Spooked into near-hysteria by “drug warriors,” Congress enacted a law six years ago denying federal aid for college to anyone with a drug conviction on his or her record, even if the person meets all the other requirements for assistance, including a respectable grade-point average. Murderers and rapists are not denied federal aid to attend college; anyone who’s had a youthful misdemeanor conviction for possession of marijuana is.

It’s an unusually stupid law, and U.S. Rep. Vic Snyder has been trying to get it changed for several years. This session, he is again co-sponsoring a bill that would end the penalty.
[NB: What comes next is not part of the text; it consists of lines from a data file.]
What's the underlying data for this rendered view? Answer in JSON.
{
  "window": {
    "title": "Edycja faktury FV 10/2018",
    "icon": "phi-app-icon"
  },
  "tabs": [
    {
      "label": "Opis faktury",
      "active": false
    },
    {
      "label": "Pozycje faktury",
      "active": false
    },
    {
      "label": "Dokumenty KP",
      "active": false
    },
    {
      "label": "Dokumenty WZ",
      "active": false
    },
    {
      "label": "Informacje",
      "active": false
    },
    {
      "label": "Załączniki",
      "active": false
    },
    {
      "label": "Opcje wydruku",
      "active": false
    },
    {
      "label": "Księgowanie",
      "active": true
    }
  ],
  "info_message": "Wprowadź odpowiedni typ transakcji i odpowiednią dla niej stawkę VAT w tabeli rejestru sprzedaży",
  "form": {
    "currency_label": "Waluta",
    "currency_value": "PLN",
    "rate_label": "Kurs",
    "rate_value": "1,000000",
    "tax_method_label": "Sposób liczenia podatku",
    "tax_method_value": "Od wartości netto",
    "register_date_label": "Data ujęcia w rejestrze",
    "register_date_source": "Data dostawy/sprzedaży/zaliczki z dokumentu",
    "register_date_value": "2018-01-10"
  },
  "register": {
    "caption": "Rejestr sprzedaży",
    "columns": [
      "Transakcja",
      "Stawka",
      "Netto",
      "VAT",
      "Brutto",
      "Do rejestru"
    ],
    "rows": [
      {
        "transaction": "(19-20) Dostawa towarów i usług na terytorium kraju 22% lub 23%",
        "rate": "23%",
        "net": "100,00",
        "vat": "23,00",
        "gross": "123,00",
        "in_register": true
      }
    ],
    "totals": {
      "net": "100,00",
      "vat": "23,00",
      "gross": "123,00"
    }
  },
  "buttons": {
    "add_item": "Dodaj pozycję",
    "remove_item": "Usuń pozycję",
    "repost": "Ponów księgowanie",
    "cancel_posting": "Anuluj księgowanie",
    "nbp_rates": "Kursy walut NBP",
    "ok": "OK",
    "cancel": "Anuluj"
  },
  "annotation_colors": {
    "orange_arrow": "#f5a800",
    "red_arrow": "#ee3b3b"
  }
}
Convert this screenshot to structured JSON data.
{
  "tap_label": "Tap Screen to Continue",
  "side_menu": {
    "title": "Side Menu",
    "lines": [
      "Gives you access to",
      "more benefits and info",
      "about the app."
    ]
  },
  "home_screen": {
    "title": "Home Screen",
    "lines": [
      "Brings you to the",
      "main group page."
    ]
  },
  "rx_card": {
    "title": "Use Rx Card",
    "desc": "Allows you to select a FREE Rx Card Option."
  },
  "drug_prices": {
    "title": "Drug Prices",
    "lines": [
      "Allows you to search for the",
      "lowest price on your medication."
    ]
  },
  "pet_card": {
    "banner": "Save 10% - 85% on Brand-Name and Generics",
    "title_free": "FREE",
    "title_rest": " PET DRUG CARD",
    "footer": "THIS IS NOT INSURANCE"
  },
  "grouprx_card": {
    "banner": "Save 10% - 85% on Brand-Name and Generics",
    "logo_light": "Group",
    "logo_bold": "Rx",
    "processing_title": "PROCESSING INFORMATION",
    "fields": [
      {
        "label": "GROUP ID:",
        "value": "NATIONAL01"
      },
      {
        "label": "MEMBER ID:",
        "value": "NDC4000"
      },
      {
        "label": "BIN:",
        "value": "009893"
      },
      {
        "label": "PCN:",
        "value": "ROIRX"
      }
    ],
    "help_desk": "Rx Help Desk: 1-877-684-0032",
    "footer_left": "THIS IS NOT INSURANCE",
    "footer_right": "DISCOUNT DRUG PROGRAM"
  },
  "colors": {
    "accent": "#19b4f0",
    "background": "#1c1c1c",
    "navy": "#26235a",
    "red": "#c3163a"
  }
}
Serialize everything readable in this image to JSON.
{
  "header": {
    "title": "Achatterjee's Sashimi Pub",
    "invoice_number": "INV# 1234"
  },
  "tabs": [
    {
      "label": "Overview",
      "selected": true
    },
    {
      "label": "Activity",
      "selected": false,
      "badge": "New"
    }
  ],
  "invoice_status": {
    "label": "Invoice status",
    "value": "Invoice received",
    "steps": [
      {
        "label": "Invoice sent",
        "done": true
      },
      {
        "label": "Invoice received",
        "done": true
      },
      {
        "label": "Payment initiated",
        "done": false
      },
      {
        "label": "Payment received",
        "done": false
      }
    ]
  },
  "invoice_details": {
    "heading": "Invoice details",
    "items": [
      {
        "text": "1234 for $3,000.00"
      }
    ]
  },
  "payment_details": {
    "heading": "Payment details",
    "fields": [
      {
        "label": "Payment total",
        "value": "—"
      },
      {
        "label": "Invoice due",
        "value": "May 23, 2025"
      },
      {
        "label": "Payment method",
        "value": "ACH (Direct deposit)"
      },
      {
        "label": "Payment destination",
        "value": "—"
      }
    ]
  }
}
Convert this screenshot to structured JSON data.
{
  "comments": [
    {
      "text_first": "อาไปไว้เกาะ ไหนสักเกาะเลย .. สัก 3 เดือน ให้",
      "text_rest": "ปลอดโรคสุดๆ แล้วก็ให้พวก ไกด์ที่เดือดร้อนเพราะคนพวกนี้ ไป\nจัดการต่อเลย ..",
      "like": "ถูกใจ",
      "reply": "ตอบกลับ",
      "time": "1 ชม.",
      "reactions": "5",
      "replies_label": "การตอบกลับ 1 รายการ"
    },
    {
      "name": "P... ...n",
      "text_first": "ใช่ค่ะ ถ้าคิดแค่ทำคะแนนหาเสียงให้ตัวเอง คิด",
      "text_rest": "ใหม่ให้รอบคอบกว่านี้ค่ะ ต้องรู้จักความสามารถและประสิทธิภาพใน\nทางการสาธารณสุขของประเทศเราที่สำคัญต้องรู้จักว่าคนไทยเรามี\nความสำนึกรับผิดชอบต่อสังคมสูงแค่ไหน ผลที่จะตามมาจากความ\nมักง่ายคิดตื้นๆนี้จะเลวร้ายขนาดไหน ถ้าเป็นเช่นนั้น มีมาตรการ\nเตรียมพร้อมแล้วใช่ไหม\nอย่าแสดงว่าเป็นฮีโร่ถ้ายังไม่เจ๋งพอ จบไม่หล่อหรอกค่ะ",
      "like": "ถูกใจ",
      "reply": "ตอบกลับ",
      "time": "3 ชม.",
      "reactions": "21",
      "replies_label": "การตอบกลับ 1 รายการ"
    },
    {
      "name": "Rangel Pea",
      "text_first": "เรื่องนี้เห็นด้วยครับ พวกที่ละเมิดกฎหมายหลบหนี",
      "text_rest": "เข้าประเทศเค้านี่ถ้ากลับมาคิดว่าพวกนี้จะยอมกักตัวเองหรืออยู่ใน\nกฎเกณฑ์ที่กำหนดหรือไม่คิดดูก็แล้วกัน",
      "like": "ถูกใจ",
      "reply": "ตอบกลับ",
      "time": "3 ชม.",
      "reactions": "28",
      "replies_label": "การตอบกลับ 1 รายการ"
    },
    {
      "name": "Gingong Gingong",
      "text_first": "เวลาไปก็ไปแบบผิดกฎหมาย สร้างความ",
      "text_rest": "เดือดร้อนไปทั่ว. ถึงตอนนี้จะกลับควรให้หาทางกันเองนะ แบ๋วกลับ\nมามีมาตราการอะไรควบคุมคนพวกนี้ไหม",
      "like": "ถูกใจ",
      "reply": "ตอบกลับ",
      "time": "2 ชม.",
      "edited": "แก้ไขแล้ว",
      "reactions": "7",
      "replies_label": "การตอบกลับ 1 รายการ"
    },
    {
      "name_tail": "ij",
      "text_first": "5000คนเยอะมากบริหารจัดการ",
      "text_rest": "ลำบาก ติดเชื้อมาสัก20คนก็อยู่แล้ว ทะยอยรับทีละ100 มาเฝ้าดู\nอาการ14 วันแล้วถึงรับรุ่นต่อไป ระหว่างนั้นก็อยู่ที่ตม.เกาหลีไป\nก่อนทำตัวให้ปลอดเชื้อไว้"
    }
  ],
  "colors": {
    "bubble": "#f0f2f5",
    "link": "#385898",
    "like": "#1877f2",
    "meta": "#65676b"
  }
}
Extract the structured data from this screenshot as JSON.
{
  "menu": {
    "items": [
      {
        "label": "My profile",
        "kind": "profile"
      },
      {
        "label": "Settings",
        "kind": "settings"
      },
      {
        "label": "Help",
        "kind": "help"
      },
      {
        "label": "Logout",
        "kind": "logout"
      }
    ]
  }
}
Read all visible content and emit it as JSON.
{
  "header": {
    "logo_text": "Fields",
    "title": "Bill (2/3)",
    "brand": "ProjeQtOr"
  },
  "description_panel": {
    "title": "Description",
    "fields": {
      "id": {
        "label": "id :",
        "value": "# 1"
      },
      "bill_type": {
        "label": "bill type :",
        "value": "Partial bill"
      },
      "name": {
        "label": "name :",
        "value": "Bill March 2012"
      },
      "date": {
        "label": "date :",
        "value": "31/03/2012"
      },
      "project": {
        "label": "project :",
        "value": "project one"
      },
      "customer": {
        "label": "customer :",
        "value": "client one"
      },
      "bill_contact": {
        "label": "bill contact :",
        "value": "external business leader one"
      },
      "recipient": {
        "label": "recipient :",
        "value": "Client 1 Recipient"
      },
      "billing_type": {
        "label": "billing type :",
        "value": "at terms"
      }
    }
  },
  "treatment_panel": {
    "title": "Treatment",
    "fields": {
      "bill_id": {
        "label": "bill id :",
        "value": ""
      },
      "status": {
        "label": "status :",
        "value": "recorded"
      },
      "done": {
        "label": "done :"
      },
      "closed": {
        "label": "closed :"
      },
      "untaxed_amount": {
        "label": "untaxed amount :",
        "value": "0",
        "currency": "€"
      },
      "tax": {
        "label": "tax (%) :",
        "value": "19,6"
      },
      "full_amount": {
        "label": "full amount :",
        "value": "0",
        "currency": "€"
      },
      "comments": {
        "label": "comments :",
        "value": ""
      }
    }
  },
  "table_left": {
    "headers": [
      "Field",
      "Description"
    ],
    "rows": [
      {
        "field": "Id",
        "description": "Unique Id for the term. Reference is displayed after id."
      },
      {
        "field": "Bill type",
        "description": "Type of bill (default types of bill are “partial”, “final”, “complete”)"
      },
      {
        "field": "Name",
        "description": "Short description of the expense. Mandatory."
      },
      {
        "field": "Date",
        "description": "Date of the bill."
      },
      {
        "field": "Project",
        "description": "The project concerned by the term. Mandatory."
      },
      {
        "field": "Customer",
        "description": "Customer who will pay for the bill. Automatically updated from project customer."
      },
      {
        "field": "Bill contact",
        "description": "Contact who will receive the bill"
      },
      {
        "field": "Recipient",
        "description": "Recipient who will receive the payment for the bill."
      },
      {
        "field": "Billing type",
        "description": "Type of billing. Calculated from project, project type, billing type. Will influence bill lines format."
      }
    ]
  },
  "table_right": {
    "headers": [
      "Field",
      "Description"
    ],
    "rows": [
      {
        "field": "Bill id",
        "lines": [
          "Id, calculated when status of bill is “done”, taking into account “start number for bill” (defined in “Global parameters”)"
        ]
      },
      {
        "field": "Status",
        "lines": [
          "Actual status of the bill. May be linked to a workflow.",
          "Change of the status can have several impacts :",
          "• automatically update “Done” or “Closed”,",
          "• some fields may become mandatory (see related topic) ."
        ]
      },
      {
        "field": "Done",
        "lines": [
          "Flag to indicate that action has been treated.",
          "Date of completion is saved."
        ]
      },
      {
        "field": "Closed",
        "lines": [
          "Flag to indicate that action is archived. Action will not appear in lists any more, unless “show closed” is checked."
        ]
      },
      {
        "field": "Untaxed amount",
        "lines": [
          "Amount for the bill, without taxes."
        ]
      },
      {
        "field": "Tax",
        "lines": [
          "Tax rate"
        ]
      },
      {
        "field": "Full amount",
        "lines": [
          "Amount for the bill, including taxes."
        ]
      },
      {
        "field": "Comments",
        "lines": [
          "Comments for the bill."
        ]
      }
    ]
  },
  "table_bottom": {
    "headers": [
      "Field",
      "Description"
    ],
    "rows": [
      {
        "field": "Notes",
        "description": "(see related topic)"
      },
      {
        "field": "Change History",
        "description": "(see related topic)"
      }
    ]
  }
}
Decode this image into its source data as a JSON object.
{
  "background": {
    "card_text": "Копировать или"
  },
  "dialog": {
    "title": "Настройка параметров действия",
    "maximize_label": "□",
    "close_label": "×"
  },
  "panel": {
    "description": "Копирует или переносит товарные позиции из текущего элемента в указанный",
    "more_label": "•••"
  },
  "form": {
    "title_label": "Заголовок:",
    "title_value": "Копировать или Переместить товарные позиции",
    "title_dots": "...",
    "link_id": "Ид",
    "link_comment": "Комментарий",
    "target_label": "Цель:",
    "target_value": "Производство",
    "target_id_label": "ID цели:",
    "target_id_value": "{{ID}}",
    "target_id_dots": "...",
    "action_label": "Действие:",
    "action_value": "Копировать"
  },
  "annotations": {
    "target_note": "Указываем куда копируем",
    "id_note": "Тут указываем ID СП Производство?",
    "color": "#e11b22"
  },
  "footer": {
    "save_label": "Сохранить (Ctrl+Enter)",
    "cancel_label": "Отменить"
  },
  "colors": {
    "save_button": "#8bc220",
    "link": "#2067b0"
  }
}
Not only is it unfairly applied to drug offenders only, Snyder says, but it keeps potential college students from becoming productive citizens. (And increases the chances that they’ll become criminals or professional welfare recipients instead.)

This is the sort of thing his Second District constituents have come to expect of Snyder — opposition to injustice, compassion for the underprivileged — and they value him for it, too much so to be distracted by the irrelevancies his opponents have historically tried to use against him. One of this year’s would-be congressmen has accused Snyder of being born outside Arkansas. It happens to be true — though Snyder has lived and worked in Arkansas for many years — but it’s weak material to build a campaign on.

Resisting reform

Another organization has been formed to protect rural school districts in Arkansas. What’s needed is an organization to protect rural schoolchildren.

Ron Crawford, a businessman, is the spokesman for the Rural Education Preservation Alliance, apparently an outgrowth of an earlier group that was trying to keep tiny Paron High School in Saline County from having to comply with recently enacted education reforms requiring higher standards in the public schools. Thus far, efforts to exempt Paron High from the law have been unsuccessful. Should Paron succeed, small schools all over the state would want the same exemption, of course — a damaging blow to the long-delayed improvement of Arkansas schools.

Crawford says he isn’t politically motivated, but suspicion remains. The sponsor of a bill to save Paron — defeated in the recent special legislative session — was Rep. Jeremy Hutchinson, who happens to be the nephew of Asa Hutchinson, the Republican candidate for governor. And Asa sounds as though he finds the political pickings at Paron pretty promising. Paron is just “the tip of the iceberg,” Asa says; “You can’t have a one-size-fits-all approach.” Hutchinson’s opponent, Attorney General Mike Beebe, a Democrat, supports the education reform movement and opposed the Paron bill. Crawford criticized Beebe, but made no mention of Republican Gov. Mike Huckabee or his state Education Department. Their positions on Paron are the same as Beebe’s. Was this an oversight?